傘下のひとりごと

ごく個人的な話。

2024/09/17 20:57
昨日は亡くなった元彼の誕生日だった。
誕生日、おめでとう。

私より2つ年上の彼とは職場で知り合った。初めて節点を持ったのはそれこそ勤め先だったけど、実は通っていた中学校は同じだったりする。それが判明したのは彼と同学年の兄がいたからだ。私の苗字は珍しいので、すぐ妹だと判ったらしい。
「夜雨さん、お兄さんいるでしょ」と声を掛けられたのが一番最初。

彼は俳優の伊勢谷友介似の顔立ちですらっとした体型。黙っていればイケメンなのだが、喋るとイメージがガラッと変わる。小学低学年が好みそうなしょうもない下ネタを口にしてよく笑いを取っていた。愛嬌のある人だったのは間違いない。

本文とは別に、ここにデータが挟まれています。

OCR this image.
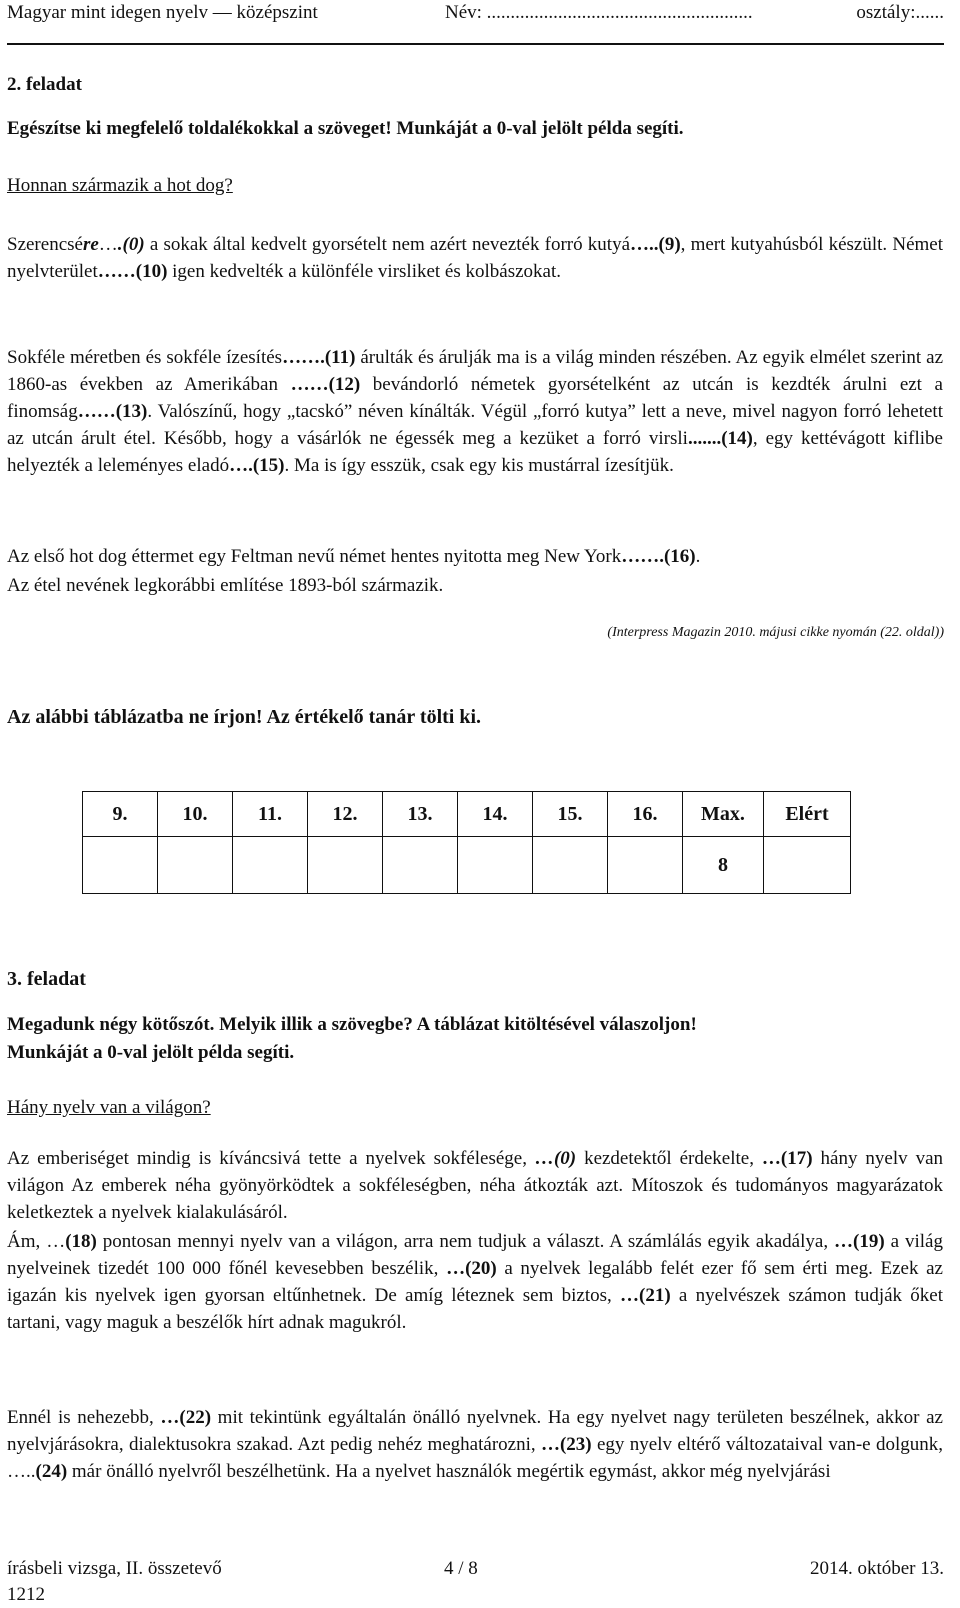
Magyar mint idegen nyelv — középszint	Név: ........................................................	osztály:......

2. feladat

Egészítse ki megfelelő toldalékokkal a szöveget! Munkáját a 0-val jelölt példa segíti.

Honnan származik a hot dog?

Szerencsére….(0) a sokak által kedvelt gyorsételt nem azért nevezték forró kutyá…..(9), mert kutyahúsból készült. Német nyelvterület……(10) igen kedvelték a különféle virsliket és kolbászokat.

Sokféle méretben és sokféle ízesítés…….(11) árulták és árulják ma is a világ minden részében. Az egyik elmélet szerint az 1860-as években az Amerikában ……(12) bevándorló németek gyorsételként az utcán is kezdték árulni ezt a finomság……(13). Valószínű, hogy „tacskó” néven kínálták. Végül „forró kutya” lett a neve, mivel nagyon forró lehetett az utcán árult étel. Később, hogy a vásárlók ne égessék meg a kezüket a forró virsli.......(14), egy kettévágott kiflibe helyezték a leleményes eladó….(15). Ma is így esszük, csak egy kis mustárral ízesítjük.

Az első hot dog éttermet egy Feltman nevű német hentes nyitotta meg New York…….(16).

Az étel nevének legkorábbi említése 1893-ból származik.

(Interpress Magazin 2010. májusi cikke nyomán (22. oldal))

Az alábbi táblázatba ne írjon! Az értékelő tanár tölti ki.

9.	10.	11.	12.	13.	14.	15.	16.	Max.	Elért
								8	

3. feladat

Megadunk négy kötőszót. Melyik illik a szövegbe? A táblázat kitöltésével válaszoljon!

Munkáját a 0-val jelölt példa segíti.

Hány nyelv van a világon?

Az emberiséget mindig is kíváncsivá tette a nyelvek sokfélesége, …(0) kezdetektől érdekelte, …(17) hány nyelv van világon Az emberek néha gyönyörködtek a sokféleségben, néha átkozták azt. Mítoszok és tudományos magyarázatok keletkeztek a nyelvek kialakulásáról.

Ám, …(18) pontosan mennyi nyelv van a világon, arra nem tudjuk a választ. A számlálás egyik akadálya, …(19) a világ nyelveinek tizedét 100 000 főnél kevesebben beszélik, …(20) a nyelvek legalább felét ezer fő sem érti meg. Ezek az igazán kis nyelvek igen gyorsan eltűnhetnek. De amíg léteznek sem biztos, …(21) a nyelvészek számon tudják őket tartani, vagy maguk a beszélők hírt adnak magukról.

Ennél is nehezebb, …(22) mit tekintünk egyáltalán önálló nyelvnek. Ha egy nyelvet nagy területen beszélnek, akkor az nyelvjárásokra, dialektusokra szakad. Azt pedig nehéz meghatározni, …(23) egy nyelv eltérő változataival van-e dolgunk, …..(24) már önálló nyelvről beszélhetünk. Ha a nyelvet használók megértik egymást, akkor még nyelvjárási

írásbeli vizsga, II. összetevő	4 / 8	2014. október 13.
1212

元々塾の講師をしていたこともあって、後輩に仕事を教えるのが非常に上手かった。事務仕事するより教職に就いた方が良いのでは?と思ったくらいだ。

大学では経済を勉強していて「簿記は俺には鬼門だった」と困ったように笑っていた。私は商業高校の出だったので「あれは算数じゃなくて国語ですよね」と簿記あるあるで話が盛り上がったり(私は一応全商簿記1級まで持ってたりする。日商簿記は2級を2回受けて落ちた)。

また本が好きとのことで何回か一緒に書店に行ったこともある。とは言っても、私とは読むジャンルは全く違ったけれど。彼は歴史が好きで読む本もノンフィクションが多かったように記憶している。そんな彼から勧められた小説で憶えているのは貴志祐介の「黒い家」だ。「めっちくちゃ怖いから読んでみなよ」って言うので本を買った。読んで感想も伝えたけど、彼のリアクションはもう憶えてない。

私はダークで激しい音楽が好きだけど、彼はヒーリングミュージックが好きで私にも色々あれこれとCDを貸してくれた。
趣味趣向はそこまでぴったり合う人ではなかったけど、一緒にいてとにかく楽しかったし、居心地が良かった。

彼は所謂地元の名家の長男だったので、それに対する重圧に苦しんでいた。どうやら父親と上手くいってなかったようで、たまに父親に対する愚痴を零していた。世間体をやたら気にすることや「お家大事」の考えに相当反発を憶えていて、くだらないとも言っていた。

一緒に仕事をして、休みが合えばデートをして、何でもない時に電話で他愛もないお喋りをして、そんなごく平凡な付き合いをしていたけど、私が家の都合で退職し、県外に引っ越すことになってしまってからは関係の維持が難しくなってしまった。

両親が離婚したので、私が母親替わりとしてまだ幼い兄弟の面倒を見ていたので自由に出掛けられなくなってしまったのだ。それでも彼は休日に片道3時間かけて会いに来てくれて、1時間ばかりお茶をした。せっかく来てくれたのだから本当はもっと一緒に過ごしたかったし、出掛けたかったけど、私の家庭状況がそれを許さなかった。だから彼に凄く申し訳ない気持ちがあった。そんな状況だったので、そのうちに彼との関係は自然消滅してしまった。

それから色々あって私は実家を家出して(本当に書き置きして家出した)現在独りで暮らしているのだが、ある時ふと彼のことを思い出してネットで検索してみたのだ。よりを戻したいとか、未練があるとかではなく、今どうしてるのかなという軽い気持ちだった。

そうしたら。
彼の名前が書かれた記事が出てきた。
ひき逃げ事故で死亡したとのこと。
しかも犯人が捕まっていない。

呆然とした。
同姓同名の別人だろうと思ったのだが、事故現場が彼の住まいのごく近くであることから、やはり彼なのだと悟った。
彼が事故に遇ったのは私との関係が切れて大分あとの事だったし、私が彼の死を知ったのは彼が亡くなってから数年経ってからで、悲しいというよりはただただ驚いたの一言に尽きる。

今でもごくたまに彼の夢を見る。
直近で見た夢では仲良くカフェでパンケーキを食べてる夢だ。そういえば割と彼は甘いもの好きだったなと思い出す。

私は2つ年上だった彼の享年を大分過ぎて、現在生きている。何だかとても不思議な感じがする。

博識で剽軽で優しかった彼が好きだった。
当然、彼にはもう恋愛的な感情は抱いていない。
ただ懐かしさばかりがあるだけだ。